A saúde mental infantojuvenil tem se tornado um tema prioritário no Brasil, principalmente diante do aumento de casos de ansiedade, depressão e outras condições emocionais entre crianças e adolescentes. Garantir suporte psicológico e emocional não é apenas uma questão de bem-estar, mas também um direito assegurado pelo Estatuto da Criança e do Adolescente (ECA) e por políticas públicas específicas.

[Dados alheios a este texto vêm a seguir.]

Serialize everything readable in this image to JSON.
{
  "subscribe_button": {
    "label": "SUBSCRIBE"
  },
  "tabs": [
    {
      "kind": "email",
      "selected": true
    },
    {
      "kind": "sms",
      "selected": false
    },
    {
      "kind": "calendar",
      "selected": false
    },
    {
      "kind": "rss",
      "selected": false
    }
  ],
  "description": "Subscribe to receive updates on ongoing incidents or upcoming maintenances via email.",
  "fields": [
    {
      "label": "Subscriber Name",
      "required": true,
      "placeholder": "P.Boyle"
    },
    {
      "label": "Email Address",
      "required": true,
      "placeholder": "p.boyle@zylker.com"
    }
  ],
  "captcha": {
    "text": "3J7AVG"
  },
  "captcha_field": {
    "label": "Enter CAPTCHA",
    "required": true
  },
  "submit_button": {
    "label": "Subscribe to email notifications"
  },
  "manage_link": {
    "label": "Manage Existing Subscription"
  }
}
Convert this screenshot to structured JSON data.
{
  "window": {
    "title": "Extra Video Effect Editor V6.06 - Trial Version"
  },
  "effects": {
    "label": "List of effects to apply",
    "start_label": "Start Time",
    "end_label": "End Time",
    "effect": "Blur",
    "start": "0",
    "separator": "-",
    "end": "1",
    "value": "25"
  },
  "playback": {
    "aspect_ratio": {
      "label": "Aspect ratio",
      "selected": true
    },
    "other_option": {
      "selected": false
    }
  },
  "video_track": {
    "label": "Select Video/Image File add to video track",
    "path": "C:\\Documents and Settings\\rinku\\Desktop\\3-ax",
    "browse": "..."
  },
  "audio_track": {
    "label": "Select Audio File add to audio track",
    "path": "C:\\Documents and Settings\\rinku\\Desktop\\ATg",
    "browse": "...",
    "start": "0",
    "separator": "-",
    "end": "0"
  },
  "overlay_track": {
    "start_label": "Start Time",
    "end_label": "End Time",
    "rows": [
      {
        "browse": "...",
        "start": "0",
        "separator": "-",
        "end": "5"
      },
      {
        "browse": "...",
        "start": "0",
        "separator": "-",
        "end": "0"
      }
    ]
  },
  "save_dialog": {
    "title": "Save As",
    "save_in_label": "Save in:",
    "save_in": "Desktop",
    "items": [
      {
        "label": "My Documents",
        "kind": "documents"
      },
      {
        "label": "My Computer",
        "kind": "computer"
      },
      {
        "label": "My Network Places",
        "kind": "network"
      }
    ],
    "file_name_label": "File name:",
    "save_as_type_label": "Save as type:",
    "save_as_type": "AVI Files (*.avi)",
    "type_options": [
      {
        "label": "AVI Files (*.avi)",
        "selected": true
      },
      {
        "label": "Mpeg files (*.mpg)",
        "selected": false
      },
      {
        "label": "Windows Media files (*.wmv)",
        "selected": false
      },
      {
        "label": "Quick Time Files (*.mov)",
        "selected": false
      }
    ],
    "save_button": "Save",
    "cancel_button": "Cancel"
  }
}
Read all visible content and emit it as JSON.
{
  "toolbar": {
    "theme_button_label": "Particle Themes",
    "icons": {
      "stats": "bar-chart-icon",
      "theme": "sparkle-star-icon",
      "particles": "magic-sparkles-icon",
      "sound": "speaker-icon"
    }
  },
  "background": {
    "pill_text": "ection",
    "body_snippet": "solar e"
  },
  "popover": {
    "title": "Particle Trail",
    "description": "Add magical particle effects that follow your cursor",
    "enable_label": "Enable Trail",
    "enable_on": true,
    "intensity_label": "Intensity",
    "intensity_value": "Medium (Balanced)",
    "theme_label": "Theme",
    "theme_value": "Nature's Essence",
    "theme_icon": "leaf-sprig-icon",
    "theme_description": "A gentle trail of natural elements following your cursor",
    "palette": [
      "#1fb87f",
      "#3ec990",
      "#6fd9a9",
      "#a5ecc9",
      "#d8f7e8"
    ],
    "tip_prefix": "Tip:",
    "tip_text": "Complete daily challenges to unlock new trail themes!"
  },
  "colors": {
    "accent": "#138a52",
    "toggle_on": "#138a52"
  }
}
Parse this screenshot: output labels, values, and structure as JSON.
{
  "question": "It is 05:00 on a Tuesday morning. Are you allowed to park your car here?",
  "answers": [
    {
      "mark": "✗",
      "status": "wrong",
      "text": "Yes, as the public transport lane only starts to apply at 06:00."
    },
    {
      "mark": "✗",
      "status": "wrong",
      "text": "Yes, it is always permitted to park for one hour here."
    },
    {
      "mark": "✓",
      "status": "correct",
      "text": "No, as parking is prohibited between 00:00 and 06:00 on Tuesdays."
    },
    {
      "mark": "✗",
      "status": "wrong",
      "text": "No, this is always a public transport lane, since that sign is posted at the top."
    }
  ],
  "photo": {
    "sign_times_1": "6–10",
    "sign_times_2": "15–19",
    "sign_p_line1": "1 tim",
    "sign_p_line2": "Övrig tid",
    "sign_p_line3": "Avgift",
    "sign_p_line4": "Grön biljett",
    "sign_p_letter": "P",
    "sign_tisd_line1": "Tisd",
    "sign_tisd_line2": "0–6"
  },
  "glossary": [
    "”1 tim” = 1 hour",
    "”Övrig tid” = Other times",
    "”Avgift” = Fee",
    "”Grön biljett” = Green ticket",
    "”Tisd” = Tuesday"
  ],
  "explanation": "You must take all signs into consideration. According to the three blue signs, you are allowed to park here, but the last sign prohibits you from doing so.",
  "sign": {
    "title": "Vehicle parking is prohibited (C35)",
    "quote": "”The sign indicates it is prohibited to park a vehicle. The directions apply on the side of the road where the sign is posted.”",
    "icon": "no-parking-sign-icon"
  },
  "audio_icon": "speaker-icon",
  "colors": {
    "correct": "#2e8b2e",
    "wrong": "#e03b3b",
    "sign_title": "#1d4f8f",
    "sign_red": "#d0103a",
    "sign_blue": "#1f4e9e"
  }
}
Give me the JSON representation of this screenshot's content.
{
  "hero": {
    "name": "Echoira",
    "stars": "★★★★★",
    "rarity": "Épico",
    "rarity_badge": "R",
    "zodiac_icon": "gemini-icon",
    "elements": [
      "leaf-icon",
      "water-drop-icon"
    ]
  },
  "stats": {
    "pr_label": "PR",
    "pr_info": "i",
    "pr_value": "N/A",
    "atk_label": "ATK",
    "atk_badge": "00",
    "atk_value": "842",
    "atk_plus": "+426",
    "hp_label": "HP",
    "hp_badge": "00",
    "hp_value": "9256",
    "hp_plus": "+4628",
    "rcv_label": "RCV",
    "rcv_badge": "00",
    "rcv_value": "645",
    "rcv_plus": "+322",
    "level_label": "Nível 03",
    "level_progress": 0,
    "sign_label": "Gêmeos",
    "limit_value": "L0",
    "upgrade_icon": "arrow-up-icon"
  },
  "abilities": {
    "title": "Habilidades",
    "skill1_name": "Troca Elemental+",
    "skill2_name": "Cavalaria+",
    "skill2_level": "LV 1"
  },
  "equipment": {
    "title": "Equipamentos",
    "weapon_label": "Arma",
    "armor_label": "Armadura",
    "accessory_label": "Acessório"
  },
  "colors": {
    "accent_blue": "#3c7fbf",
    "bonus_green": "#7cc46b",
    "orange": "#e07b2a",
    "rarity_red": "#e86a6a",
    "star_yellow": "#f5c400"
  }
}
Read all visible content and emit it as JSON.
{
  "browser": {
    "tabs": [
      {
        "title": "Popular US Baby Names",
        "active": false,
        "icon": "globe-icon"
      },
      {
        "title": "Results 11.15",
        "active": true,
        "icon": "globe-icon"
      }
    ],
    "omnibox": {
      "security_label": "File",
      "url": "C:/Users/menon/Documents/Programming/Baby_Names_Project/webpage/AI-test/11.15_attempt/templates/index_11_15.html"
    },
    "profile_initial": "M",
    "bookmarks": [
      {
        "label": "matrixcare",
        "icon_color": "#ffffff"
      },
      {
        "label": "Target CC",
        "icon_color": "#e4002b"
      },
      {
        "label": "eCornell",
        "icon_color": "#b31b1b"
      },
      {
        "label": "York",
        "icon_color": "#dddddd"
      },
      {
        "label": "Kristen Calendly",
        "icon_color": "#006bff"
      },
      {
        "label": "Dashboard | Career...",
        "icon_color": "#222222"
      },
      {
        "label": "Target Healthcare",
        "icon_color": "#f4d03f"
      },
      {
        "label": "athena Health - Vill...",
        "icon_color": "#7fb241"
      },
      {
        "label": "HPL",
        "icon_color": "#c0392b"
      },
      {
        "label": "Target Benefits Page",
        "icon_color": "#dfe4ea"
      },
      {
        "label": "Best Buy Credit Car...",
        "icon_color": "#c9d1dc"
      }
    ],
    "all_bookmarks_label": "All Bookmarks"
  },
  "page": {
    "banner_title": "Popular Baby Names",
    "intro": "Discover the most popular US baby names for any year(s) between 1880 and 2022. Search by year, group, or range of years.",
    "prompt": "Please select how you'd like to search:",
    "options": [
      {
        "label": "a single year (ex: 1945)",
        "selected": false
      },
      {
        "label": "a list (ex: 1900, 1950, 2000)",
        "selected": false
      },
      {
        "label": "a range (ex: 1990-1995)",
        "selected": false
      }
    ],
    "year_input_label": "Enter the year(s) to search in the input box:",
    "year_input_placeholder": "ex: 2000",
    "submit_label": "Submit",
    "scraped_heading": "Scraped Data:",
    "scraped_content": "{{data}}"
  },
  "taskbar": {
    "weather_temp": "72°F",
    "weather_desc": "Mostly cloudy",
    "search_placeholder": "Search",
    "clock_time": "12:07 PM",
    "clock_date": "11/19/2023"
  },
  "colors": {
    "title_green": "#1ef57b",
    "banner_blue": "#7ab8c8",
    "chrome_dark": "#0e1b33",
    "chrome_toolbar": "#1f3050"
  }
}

Desafios enfrentados pela saúde mental de crianças e adolescentes
Entre os principais desafios estão:

  • Falta de acesso a serviços especializados:
    Muitas cidades ainda não possuem CAPS-Infantil ou psicólogos escolares suficientes.
  • Estigma e desinformação:
    Famílias e escolas muitas vezes não reconhecem sinais precoces de sofrimento emocional.
  • Exposição digital:
    A adultização digital e o excesso de redes sociais contribuem para ansiedade, depressão e baixa autoestima.
  • Violência e vulnerabilidade social:
    Crianças em situação de risco apresentam maior propensão a problemas emocionais e comportamentais.

Leis e proteção garantidas
O Brasil possui uma base legal sólida para proteção da saúde mental infantojuvenil, incluindo:

  • ECA (Lei nº 8.069/1990): garante direito à proteção integral, à educação e à saúde.
  • Lei da Saúde Mental (Lei nº 10.216/2001): assegura tratamento humanizado e atenção comunitária.
  • Programas públicos de prevenção: políticas municipais e federais de atenção psicossocial, incluindo Centros de Atenção Psicossocial Infantil (CAPSi).

Caminhos possíveis para famílias, escolas e profissionais

Famílias: Buscar acompanhamento psicológico e social para crianças e adolescentes.
Observar sinais de ansiedade, isolamento ou comportamento agressivo.
Recorrer ao Conselho Tutelar em casos de risco ou omissão do Estado.

Escolas: Implantar programas de acolhimento emocional e prevenção ao bullying.
Contar com psicólogos escolares e educadores treinados em saúde mental.

Políticas públicas e comunidade: Investir em CAPS-Infantil e programas de prevenção.
Criar campanhas de conscientização sobre suicídio e bem-estar emocional (como o Setembro Amarelo).


A saúde mental infantojuvenil é uma prioridade que envolve famílias, escolas, profissionais de saúde e órgãos públicos. Garantir o acesso a serviços de acompanhamento psicológico e social é essencial para o desenvolvimento saudável de crianças e adolescentes, assegurando seus direitos fundamentais previstos no ECA e em outras legislações.